Recently the Huffington Post published an article about Hawaii’s recent Internet and phone-based elections (“America’s Newest State Holds America’s Newest Election“). The article presents an optimistic and patriotic view of the Everyone Counts (E1C) election system that allows voters to cast their ballots from their home computers or over the phone. It was written by E1C executive Aaron Contorer and is effectively a marketing piece for E1C that exaggerates the scope of the election, overlooks or insults other election methods, and glosses over the formidable technical challenges and dangers posed by the electronic submission of voted ballots.
The election in Honolulu was for neighborhood board members, and thus was not covered by Hawaii’s public election laws. That matters because Hawaii’s election laws, fortunately, require a voter-verified paper ballot and a post-election hand audit of a percentage of these ballots. Since such verification and audits are impossible with a purely Internet-based voting system, there is no legal way to use the E1C system under current Hawaii state law. Nevertheless, because this small election is being used to promote Internet voting generally, and because Internet voting schemes are being proposed across the United States, the issue demands thorough discussion. In response to multiple efforts to allow voting over the Internet in major elections, many of our nation’s prominent technology experts have signed a statement cautioning against adopting Internet-based voting systems without first understanding and guarding against the numerous and well-documented dangers. This is not because, as Mr. Contorer suggests, those opposing Internet voting find “[t]he introduction of technology to any process … scary”. The signatories to this statement are not at all intimidated by technology; in fact many are established experts in voting systems who are most certainly aware of the major risks associated with Internet voting.
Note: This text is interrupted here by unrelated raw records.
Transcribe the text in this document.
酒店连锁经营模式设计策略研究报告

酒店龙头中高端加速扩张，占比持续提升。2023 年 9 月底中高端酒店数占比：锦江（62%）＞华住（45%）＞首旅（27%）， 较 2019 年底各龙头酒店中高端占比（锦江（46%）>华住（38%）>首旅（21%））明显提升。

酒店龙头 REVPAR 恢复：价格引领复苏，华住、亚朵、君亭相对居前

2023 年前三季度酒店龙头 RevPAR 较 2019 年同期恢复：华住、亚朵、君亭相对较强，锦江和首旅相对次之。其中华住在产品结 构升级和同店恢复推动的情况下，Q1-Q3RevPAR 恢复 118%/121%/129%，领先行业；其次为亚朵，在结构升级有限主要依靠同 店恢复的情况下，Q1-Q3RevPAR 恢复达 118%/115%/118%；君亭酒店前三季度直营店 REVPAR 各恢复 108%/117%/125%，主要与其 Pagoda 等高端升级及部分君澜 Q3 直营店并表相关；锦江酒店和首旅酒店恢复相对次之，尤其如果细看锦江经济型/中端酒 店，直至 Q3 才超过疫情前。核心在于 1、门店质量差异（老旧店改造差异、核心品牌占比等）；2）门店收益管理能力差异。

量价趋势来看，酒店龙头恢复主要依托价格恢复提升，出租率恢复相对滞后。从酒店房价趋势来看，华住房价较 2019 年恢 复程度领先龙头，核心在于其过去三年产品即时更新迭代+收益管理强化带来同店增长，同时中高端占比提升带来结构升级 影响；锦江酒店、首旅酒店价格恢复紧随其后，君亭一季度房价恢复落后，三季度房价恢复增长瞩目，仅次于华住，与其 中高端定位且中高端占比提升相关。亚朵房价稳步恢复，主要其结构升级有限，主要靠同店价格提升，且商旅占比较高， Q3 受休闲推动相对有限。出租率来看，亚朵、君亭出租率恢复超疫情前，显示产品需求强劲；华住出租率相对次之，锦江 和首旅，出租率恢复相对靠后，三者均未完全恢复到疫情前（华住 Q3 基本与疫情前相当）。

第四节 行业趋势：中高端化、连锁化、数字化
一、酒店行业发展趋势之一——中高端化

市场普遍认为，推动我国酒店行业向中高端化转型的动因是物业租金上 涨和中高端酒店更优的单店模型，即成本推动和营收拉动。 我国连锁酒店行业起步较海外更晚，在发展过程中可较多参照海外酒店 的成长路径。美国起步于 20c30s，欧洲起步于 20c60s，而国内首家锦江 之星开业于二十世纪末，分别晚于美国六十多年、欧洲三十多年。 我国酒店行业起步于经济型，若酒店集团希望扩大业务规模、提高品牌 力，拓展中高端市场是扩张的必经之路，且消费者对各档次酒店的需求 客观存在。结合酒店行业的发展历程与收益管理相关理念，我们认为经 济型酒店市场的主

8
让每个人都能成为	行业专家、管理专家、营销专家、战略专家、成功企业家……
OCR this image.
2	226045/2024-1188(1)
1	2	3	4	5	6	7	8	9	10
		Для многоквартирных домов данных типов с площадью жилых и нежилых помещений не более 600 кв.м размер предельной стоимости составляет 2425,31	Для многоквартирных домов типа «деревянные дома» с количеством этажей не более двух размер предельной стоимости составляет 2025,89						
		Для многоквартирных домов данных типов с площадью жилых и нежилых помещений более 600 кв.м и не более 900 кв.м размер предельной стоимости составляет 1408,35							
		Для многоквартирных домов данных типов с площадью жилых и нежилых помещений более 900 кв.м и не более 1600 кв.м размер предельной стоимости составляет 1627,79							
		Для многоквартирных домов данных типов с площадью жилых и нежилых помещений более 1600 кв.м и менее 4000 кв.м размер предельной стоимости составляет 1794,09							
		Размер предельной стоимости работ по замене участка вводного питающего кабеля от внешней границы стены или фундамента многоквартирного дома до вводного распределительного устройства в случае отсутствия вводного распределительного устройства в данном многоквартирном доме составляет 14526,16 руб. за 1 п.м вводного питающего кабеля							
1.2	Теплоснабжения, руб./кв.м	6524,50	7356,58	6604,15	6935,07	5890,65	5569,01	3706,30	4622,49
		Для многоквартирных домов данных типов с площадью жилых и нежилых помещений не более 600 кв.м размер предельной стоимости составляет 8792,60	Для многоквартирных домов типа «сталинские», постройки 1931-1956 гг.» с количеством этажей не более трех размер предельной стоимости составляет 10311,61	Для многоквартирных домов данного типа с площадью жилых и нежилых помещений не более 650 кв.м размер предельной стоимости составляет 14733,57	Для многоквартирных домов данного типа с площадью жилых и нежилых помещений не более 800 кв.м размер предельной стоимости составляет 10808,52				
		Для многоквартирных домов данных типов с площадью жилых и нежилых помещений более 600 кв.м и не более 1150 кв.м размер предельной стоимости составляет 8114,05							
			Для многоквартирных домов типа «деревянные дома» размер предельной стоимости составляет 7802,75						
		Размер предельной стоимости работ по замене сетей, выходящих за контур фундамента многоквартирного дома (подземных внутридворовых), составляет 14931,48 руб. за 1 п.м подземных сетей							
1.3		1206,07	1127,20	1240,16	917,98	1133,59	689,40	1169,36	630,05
The article asserts that since we are able to conduct banking and commerce over the Internet, we should also be able to vote over the Internet. This is a common misconception (or misrepresentation) that is often made when attempting to support Internet-based voting. Banks spend considerable time and money to ensure the security of our assets, yet there are still risks. Identity theft and fraud affect millions of Americans and cost billions of dollars each year. When we can detect such fraud it is because we are able to track our money through each transaction from start to finish, including the people associated with those transactions.
However, elections by their very definition disallow this type of explicit end-to-end auditing. Voters must cast their ballot in secret and not be able to prove to others how they voted. Election officials must not be able to tie votes to citizens except in very narrow circumstances as carved out by law. The lack of these basic protections make Internet-based voting a dangerous idea and place it so far from the realm of Internet banking or commerce as to make the author’s point moot.
There are significant security issues that any vendor must address before declaring such a system fit for public elections. Yet the author glosses over these security issues raised by Internet voting, referring several times to “military-grade encryption.” It is a well-known marketing technique of voting system vendors to tout the strength of their encryption because it sounds impressive. But the fact is that encryption is only a secondary part of any electronic security. It does nothing at all to protect against insider attacks, denial of service attacks, various forms of spoofing, viruses, or many kinds of ordinary software bugs.
Even the most secure military computer networks have been compromised, including a recent serious breach of the Pentagon’s $300 billion Joint Strike Fighter project. Even in the absence of malicious adversaries, software, especially a networked system such as the one E1C sells, is fundamentally difficult to get right. Aviation and military software, written to standards requiring development efforts tens or hundreds of times as costly as voting software, is undergoing constant review and upgrades.
Americans deserve the best electoral system available. There are many options for making elections more accessible, secure, and efficient, and the Internet will have a role to play. Current possibilities that show promise include the easier maintenance of voter registration records and the distribution of blank absentee ballots. But we should not subject our democracy to the costs or risks of current Internet-based voting schemes. Rather than rushing to implement Internet voting systems because we don’t want to be “stuck in the past,” we should instead focus on improving our elections using innovations that build upon mature and well-understood technologies. Let’s leave the bluster and insults behind, and build a reliable, accurate, and secure electoral system of which we can all be proud.